The Survival Estimate represents an average of one or more experts' opinions as to how many examples survive of a particular coin in three categories: 1) all grades, 2) 60 or better, and 3) 65 or better. These estimates are based on a variety of sources, including population reports, auction appearances, and personal knowledge. Survival estimates include coins that are raw, certified by PCGS, and certified by other grading services.

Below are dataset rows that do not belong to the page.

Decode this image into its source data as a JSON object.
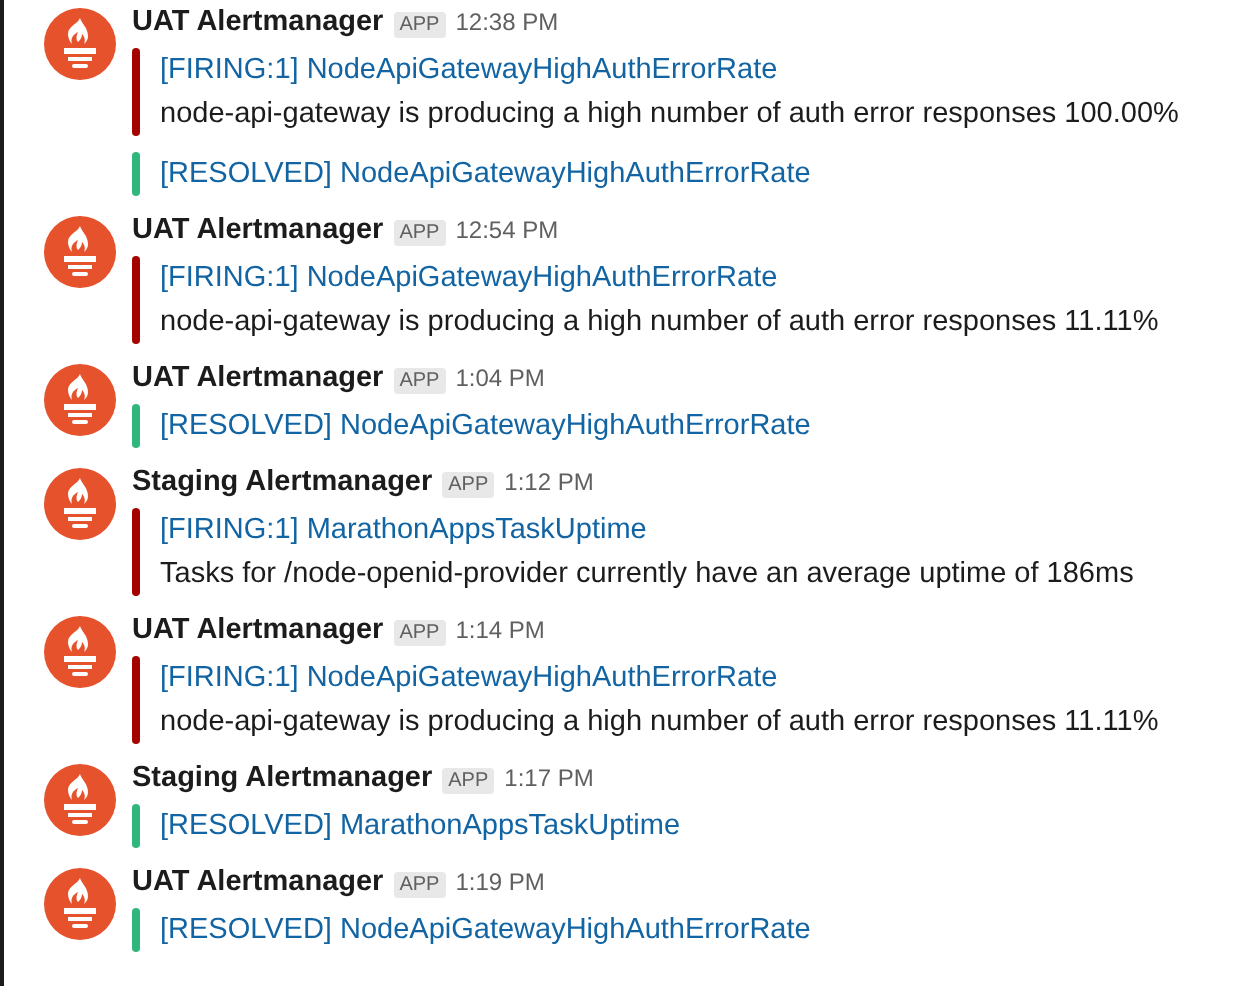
{
  "messages": [
    {
      "sender": "UAT Alertmanager",
      "badge": "APP",
      "time": "12:38 PM",
      "attachments": [
        {
          "color": "#a30200",
          "title": "[FIRING:1] NodeApiGatewayHighAuthErrorRate",
          "text": "node-api-gateway is producing a high number of auth error responses 100.00%"
        },
        {
          "color": "#2eb67d",
          "title": "[RESOLVED] NodeApiGatewayHighAuthErrorRate"
        }
      ]
    },
    {
      "sender": "UAT Alertmanager",
      "badge": "APP",
      "time": "12:54 PM",
      "attachments": [
        {
          "color": "#a30200",
          "title": "[FIRING:1] NodeApiGatewayHighAuthErrorRate",
          "text": "node-api-gateway is producing a high number of auth error responses 11.11%"
        }
      ]
    },
    {
      "sender": "UAT Alertmanager",
      "badge": "APP",
      "time": "1:04 PM",
      "attachments": [
        {
          "color": "#2eb67d",
          "title": "[RESOLVED] NodeApiGatewayHighAuthErrorRate"
        }
      ]
    },
    {
      "sender": "Staging Alertmanager",
      "badge": "APP",
      "time": "1:12 PM",
      "attachments": [
        {
          "color": "#a30200",
          "title": "[FIRING:1] MarathonAppsTaskUptime",
          "text": "Tasks for /node-openid-provider currently have an average uptime of 186ms"
        }
      ]
    },
    {
      "sender": "UAT Alertmanager",
      "badge": "APP",
      "time": "1:14 PM",
      "attachments": [
        {
          "color": "#a30200",
          "title": "[FIRING:1] NodeApiGatewayHighAuthErrorRate",
          "text": "node-api-gateway is producing a high number of auth error responses 11.11%"
        }
      ]
    },
    {
      "sender": "Staging Alertmanager",
      "badge": "APP",
      "time": "1:17 PM",
      "attachments": [
        {
          "color": "#2eb67d",
          "title": "[RESOLVED] MarathonAppsTaskUptime"
        }
      ]
    },
    {
      "sender": "UAT Alertmanager",
      "badge": "APP",
      "time": "1:19 PM",
      "attachments": [
        {
          "color": "#2eb67d",
          "title": "[RESOLVED] NodeApiGatewayHighAuthErrorRate"
        }
      ]
    }
  ]
}
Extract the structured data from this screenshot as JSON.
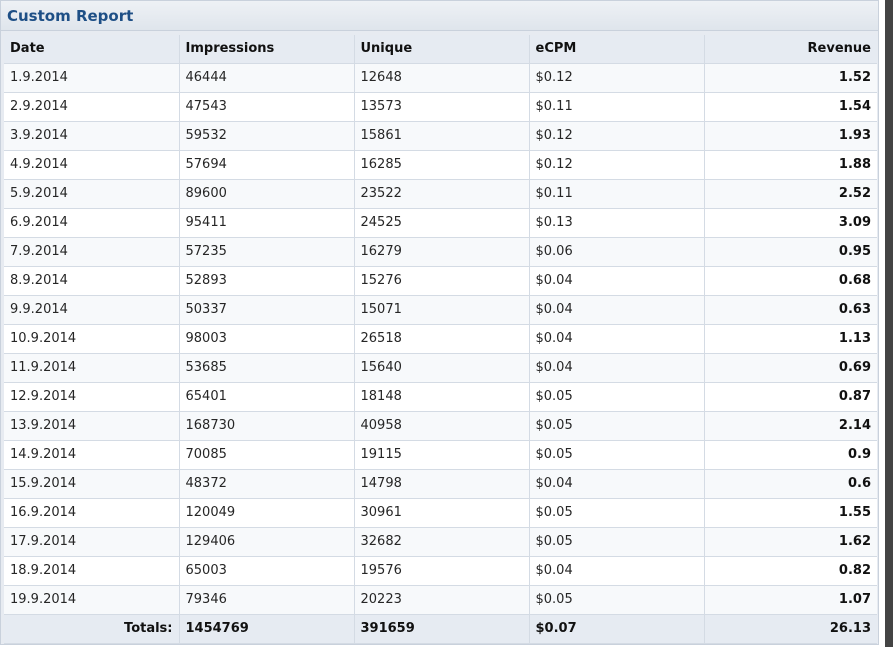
{
  "report": {
    "title": "Custom Report"
  },
  "table": {
    "headers": {
      "date": "Date",
      "impressions": "Impressions",
      "unique": "Unique",
      "ecpm": "eCPM",
      "revenue": "Revenue"
    },
    "rows": [
      {
        "date": "1.9.2014",
        "impressions": "46444",
        "unique": "12648",
        "ecpm": "$0.12",
        "revenue": "1.52"
      },
      {
        "date": "2.9.2014",
        "impressions": "47543",
        "unique": "13573",
        "ecpm": "$0.11",
        "revenue": "1.54"
      },
      {
        "date": "3.9.2014",
        "impressions": "59532",
        "unique": "15861",
        "ecpm": "$0.12",
        "revenue": "1.93"
      },
      {
        "date": "4.9.2014",
        "impressions": "57694",
        "unique": "16285",
        "ecpm": "$0.12",
        "revenue": "1.88"
      },
      {
        "date": "5.9.2014",
        "impressions": "89600",
        "unique": "23522",
        "ecpm": "$0.11",
        "revenue": "2.52"
      },
      {
        "date": "6.9.2014",
        "impressions": "95411",
        "unique": "24525",
        "ecpm": "$0.13",
        "revenue": "3.09"
      },
      {
        "date": "7.9.2014",
        "impressions": "57235",
        "unique": "16279",
        "ecpm": "$0.06",
        "revenue": "0.95"
      },
      {
        "date": "8.9.2014",
        "impressions": "52893",
        "unique": "15276",
        "ecpm": "$0.04",
        "revenue": "0.68"
      },
      {
        "date": "9.9.2014",
        "impressions": "50337",
        "unique": "15071",
        "ecpm": "$0.04",
        "revenue": "0.63"
      },
      {
        "date": "10.9.2014",
        "impressions": "98003",
        "unique": "26518",
        "ecpm": "$0.04",
        "revenue": "1.13"
      },
      {
        "date": "11.9.2014",
        "impressions": "53685",
        "unique": "15640",
        "ecpm": "$0.04",
        "revenue": "0.69"
      },
      {
        "date": "12.9.2014",
        "impressions": "65401",
        "unique": "18148",
        "ecpm": "$0.05",
        "revenue": "0.87"
      },
      {
        "date": "13.9.2014",
        "impressions": "168730",
        "unique": "40958",
        "ecpm": "$0.05",
        "revenue": "2.14"
      },
      {
        "date": "14.9.2014",
        "impressions": "70085",
        "unique": "19115",
        "ecpm": "$0.05",
        "revenue": "0.9"
      },
      {
        "date": "15.9.2014",
        "impressions": "48372",
        "unique": "14798",
        "ecpm": "$0.04",
        "revenue": "0.6"
      },
      {
        "date": "16.9.2014",
        "impressions": "120049",
        "unique": "30961",
        "ecpm": "$0.05",
        "revenue": "1.55"
      },
      {
        "date": "17.9.2014",
        "impressions": "129406",
        "unique": "32682",
        "ecpm": "$0.05",
        "revenue": "1.62"
      },
      {
        "date": "18.9.2014",
        "impressions": "65003",
        "unique": "19576",
        "ecpm": "$0.04",
        "revenue": "0.82"
      },
      {
        "date": "19.9.2014",
        "impressions": "79346",
        "unique": "20223",
        "ecpm": "$0.05",
        "revenue": "1.07"
      }
    ],
    "totals": {
      "label": "Totals:",
      "impressions": "1454769",
      "unique": "391659",
      "ecpm": "$0.07",
      "revenue": "26.13"
    }
  },
  "colors": {
    "title": "#1e4f86",
    "panel_background": "#e7ebf1",
    "header_row": "#e6ebf2",
    "row_alt": "#f7f9fb"
  }
}
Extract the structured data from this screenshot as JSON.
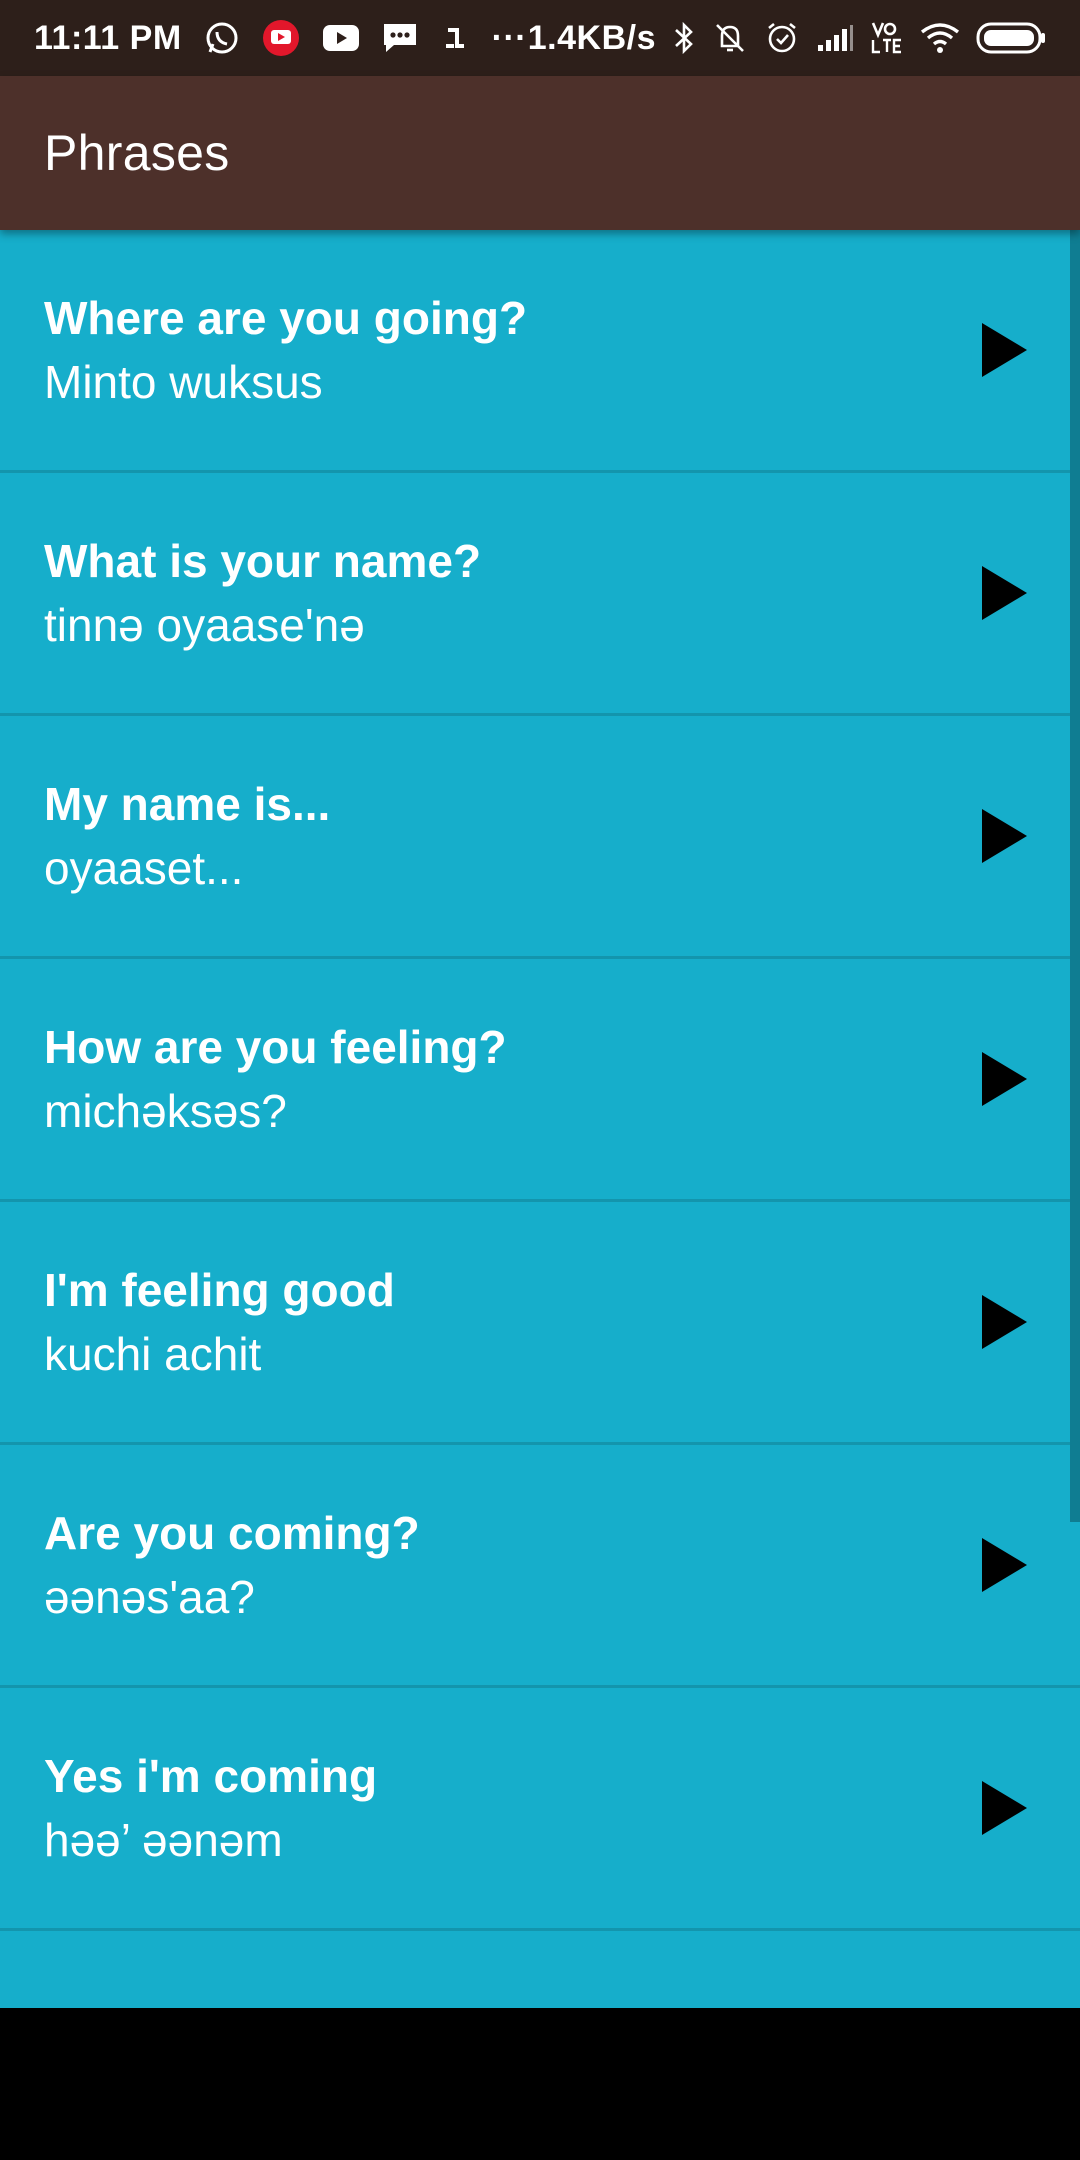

Numismatic Rarity converts the Survival Estimate for a particular coin into a number from 1 to 10 (with decimal increments) based on the PCGS Rarity Scale. The higher the number, the more rare the coin.
Relative Rarity By Type
Relative Rarity By Type ranks the rarity of this coin with all other coins of this Type. Lower numbers indicate rarer coins.
Relative Rarity By Series
Relative Rarity By Series ranks the rarity of this coin with all other coins of this Series. Lower numbers indicate rarer coins.
David Akers (1975/88):
In the first volume of my series of books on U.S. gold coins I remarked that the 1872 gold dollar was one of my favorite date in the series. The 1872 quarter eagle is also a favorite of mine, particularly in uncirculated condition, and I have seen fewer Uncs. of this date than I have proofs, although proofs are obviously also very rare. Actually, the 1872 is rare in all grades and is substantially undervalued in any condition.